Molecular dynamics of a polycrystalline sample of (CH(3))(4)PSb(2)Br(9) (PBA) has been studied on the basis of the T(1) (24.7 MHz) relaxation time measurement, the proton second moment of NMR and the earlier published T(1) (90 MHz) relaxation times. The study was performed in a wide range of temperatures (30-337 K). The tunnel splitting omega(T) of the methyl groups was estimated as of low frequency (from kHz to few MHz). The proton spin pairs of the methyl group are known to perform a complex internal motion being a resultant of four components. Three of them involve mass transportation over and through the potential barrier and are characterized by the correlation times tau(3) and tau(T)of the jumps over the barrier and tunnel jumps in the threefold potential of the methyl group and tau(iso) the correlation time of isotropic rotation of the whole TMP cation. For tau(3) and tau(iso) the Arrhenius temperature dependence was assumed, while for tau(T)--the Schrödinger one. The fourth motion causes fluctuations of the tunnel splitting frequency, omega(T), and it is related to the lifetime of the methyl spin at the energy level. The correlation function for this fourth motion (tau(omega) correlation time) has been proposed by Müller-Warmuth et al. In this paper a formula for the correlation function and spectral density of the complex motion made of the above-mentioned four components was derived and used in interpretation of the T(1) relaxation time. The second moment of proton NMR line at temperatures below 50K is four times lower than its value for the rigid structure. The three components of the internal motion characterized by tau(T), tau(H), and tau(iso) were proved to reduce the second moment of the NMR line. The tunnel jumps of the methyl group reduce M(2) at almost 0K, the classical jumps over the barrier reduce M(2) in the vicinity of 50K, while the isotropic motion near 150K. Results of the study on the dynamics of CH(3) groups of TMP cation based on the second moment measurements were correlated with those based on T(1) time measurements.
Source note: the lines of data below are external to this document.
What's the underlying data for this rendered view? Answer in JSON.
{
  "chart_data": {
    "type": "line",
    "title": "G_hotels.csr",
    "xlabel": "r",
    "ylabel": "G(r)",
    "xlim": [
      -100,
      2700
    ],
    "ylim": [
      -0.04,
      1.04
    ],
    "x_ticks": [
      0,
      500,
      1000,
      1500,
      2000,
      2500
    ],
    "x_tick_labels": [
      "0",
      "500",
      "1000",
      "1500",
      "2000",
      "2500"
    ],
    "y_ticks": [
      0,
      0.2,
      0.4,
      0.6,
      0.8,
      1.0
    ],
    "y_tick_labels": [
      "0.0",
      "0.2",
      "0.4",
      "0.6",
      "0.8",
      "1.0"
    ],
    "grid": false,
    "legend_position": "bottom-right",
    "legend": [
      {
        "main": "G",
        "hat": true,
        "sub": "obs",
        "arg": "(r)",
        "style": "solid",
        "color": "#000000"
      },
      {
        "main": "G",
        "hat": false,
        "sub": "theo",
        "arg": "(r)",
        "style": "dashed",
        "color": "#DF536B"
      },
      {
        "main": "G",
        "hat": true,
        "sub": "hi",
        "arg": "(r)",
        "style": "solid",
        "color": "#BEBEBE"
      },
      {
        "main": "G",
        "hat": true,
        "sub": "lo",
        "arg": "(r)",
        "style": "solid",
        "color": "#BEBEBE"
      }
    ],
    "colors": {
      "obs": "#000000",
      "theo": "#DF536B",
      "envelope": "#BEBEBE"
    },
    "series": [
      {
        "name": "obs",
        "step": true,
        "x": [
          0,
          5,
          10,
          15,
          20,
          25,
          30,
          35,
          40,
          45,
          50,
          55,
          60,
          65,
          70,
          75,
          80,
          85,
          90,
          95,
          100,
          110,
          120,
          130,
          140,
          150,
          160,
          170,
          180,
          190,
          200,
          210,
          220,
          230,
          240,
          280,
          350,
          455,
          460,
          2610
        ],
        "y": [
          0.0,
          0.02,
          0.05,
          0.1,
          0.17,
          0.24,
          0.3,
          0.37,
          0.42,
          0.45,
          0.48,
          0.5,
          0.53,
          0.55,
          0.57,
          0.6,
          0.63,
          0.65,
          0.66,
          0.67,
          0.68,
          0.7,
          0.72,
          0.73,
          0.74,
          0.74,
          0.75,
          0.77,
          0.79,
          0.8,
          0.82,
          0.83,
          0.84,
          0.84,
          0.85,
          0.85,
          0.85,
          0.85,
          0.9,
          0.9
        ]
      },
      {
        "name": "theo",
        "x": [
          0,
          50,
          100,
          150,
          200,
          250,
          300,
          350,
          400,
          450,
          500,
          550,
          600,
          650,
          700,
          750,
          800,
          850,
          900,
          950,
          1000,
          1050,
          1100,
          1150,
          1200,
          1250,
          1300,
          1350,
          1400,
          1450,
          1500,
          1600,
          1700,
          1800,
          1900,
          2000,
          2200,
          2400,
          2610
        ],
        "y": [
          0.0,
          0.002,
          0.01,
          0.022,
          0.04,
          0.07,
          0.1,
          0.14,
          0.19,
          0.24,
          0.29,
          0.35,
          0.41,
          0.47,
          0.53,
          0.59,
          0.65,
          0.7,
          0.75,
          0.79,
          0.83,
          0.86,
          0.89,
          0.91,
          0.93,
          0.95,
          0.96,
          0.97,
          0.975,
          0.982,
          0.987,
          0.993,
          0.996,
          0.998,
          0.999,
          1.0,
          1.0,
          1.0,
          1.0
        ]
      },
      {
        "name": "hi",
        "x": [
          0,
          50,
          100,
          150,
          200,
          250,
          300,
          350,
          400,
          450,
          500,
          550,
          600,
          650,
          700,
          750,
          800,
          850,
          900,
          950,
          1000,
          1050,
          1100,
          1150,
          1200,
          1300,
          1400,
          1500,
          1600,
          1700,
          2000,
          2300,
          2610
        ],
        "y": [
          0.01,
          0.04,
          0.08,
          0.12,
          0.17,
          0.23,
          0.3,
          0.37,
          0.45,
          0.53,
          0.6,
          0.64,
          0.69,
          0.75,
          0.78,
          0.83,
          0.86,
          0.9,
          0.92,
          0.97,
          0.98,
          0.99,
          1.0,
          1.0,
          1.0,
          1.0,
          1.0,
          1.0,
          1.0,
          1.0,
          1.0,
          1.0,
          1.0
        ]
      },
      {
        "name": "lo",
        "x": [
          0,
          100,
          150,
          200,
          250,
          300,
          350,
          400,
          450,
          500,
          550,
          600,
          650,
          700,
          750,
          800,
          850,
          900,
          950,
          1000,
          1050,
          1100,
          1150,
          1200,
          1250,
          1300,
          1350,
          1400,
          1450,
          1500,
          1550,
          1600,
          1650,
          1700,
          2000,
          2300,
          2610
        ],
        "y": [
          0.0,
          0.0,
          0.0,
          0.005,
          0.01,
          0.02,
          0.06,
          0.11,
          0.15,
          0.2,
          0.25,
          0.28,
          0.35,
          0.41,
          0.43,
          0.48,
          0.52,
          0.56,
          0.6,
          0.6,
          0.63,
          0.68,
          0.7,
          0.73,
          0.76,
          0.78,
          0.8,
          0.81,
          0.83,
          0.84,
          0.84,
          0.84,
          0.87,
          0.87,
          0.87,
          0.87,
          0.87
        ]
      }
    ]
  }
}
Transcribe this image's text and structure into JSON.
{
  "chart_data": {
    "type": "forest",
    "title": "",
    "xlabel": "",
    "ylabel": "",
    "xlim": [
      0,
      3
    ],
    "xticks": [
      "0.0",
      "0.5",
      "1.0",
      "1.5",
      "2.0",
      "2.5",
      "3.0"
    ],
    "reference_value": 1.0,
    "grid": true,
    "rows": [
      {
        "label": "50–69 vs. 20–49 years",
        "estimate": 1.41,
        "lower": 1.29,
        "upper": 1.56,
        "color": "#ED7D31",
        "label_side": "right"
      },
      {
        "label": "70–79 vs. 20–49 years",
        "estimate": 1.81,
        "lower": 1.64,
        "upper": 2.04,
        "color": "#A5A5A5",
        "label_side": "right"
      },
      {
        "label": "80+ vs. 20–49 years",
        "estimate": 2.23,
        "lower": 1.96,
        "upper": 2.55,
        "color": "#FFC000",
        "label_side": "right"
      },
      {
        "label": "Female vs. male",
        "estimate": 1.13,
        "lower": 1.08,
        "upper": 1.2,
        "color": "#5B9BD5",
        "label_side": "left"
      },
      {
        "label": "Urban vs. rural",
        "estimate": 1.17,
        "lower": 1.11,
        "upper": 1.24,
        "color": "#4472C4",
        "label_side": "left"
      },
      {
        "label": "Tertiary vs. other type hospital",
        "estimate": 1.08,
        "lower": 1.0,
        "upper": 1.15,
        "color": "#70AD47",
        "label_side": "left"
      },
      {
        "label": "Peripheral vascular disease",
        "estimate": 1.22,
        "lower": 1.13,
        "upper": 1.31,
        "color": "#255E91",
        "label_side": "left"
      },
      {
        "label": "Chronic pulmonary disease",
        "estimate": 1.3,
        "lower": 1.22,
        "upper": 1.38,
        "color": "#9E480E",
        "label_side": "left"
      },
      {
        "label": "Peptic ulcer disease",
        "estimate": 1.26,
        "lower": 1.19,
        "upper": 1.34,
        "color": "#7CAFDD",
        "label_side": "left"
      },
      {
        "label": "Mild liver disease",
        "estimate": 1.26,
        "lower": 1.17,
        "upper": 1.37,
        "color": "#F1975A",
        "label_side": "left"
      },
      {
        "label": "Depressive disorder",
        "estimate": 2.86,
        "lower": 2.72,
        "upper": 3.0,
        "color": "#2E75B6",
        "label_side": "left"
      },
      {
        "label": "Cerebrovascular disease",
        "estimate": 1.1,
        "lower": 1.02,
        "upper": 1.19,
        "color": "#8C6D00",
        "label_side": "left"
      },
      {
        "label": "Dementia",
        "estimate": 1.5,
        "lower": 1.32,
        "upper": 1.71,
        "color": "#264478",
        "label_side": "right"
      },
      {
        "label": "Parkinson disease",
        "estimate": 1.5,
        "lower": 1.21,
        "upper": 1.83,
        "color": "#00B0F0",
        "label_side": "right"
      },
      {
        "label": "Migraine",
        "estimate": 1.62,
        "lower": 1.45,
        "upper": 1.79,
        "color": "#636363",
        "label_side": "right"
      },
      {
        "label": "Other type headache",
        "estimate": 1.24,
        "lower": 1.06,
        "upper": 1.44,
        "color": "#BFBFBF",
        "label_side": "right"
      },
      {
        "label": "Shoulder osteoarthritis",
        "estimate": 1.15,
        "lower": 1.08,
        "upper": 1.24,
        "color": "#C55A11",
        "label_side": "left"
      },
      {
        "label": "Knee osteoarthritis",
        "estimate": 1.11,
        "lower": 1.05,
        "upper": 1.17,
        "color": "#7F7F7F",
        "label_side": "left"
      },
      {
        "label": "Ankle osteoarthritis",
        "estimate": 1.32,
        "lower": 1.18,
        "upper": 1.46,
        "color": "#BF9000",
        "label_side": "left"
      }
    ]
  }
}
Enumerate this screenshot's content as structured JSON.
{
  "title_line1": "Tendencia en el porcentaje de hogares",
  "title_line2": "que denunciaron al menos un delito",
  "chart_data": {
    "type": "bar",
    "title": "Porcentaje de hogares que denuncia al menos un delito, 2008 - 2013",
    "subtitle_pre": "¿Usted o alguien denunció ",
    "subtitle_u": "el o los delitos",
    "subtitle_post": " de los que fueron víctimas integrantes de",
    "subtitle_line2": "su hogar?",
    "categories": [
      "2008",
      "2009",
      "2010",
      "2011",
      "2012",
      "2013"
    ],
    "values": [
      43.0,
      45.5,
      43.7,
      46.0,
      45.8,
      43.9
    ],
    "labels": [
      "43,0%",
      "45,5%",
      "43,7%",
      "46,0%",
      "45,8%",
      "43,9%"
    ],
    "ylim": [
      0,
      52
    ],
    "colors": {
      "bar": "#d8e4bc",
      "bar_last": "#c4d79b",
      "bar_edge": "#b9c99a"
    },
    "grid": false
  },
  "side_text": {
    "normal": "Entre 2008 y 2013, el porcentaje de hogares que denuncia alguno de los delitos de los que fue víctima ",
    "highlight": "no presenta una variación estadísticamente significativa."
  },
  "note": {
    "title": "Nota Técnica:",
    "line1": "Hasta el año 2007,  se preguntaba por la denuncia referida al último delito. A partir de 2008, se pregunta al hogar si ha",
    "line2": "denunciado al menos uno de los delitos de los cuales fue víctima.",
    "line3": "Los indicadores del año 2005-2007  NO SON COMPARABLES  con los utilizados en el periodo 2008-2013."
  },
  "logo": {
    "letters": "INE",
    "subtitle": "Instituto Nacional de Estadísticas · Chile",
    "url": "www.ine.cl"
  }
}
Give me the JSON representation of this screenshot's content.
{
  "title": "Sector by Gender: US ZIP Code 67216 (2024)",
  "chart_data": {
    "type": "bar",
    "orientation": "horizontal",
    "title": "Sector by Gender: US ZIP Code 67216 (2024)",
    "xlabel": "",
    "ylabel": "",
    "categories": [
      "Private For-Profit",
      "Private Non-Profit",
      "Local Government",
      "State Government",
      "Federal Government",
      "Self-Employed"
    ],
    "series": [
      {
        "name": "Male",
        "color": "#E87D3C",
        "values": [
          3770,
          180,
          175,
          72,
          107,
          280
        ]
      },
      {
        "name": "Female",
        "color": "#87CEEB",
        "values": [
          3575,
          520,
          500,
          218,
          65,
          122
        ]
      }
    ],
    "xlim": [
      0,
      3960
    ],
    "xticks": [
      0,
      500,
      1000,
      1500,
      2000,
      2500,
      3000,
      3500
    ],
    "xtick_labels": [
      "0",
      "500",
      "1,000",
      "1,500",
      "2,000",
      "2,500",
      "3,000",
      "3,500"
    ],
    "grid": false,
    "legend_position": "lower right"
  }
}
(CH(3))(4)PSb(2)Br(9) (PBA) 的多晶样品的分子动力学已经基于 T(1) (24.7 MHz) 弛豫时间测量、质子 NMR 二阶矩和早先发表的 T(1) (90 MHz) 弛豫时间进行了研究。研究在很宽的温度范围内(30-337 K)进行。估计甲基基团的隧道分裂 ω(T) 为低频(从 kHz 到几 MHz)。已知甲基基团的质子自旋对执行复杂的内部运动,是四个分量的结果。其中三个涉及质量运输跨越和穿过势垒,并由跨越势垒的跳跃和甲基基团的三倍势垒中的隧道跳跃的相关时间 tau(3) 和 tau(T)以及整个 TMP 阳离子的各向同性旋转的相关时间 tau(iso)来表征。对于 tau(3) 和 tau(iso),假设了 Arrhenius 温度依赖性,而对于 tau(T)——Schrödinger 依赖性。第四个运动导致隧道分裂频率 ω(T)的波动,并且与甲基自旋在能级上的寿命有关。Müller-Warmuth 等人提出了第四个运动的相关函数(tau(omega) 相关时间)。在本文中,推导出了由上述四个分量组成的复杂运动的相关函数和谱密度公式,并用于解释 T(1)弛豫时间。在低于 50 K 的温度下,质子 NMR 线的二阶矩比刚性结构的二阶矩低四倍。由 tau(T)、tau(H)和 tau(iso)表征的内部运动的三个分量降低了 NMR 线的二阶矩。甲基基团的隧道跳跃几乎在 0 K 时降低 M(2),经典的跨越势垒的跳跃在 50 K 附近降低 M(2),而各向同性运动则在 150 K 附近降低 M(2)。基于二阶矩测量的 TMP 阳离子 CH(3)基团动力学研究结果与基于 T(1)时间测量的结果相关联。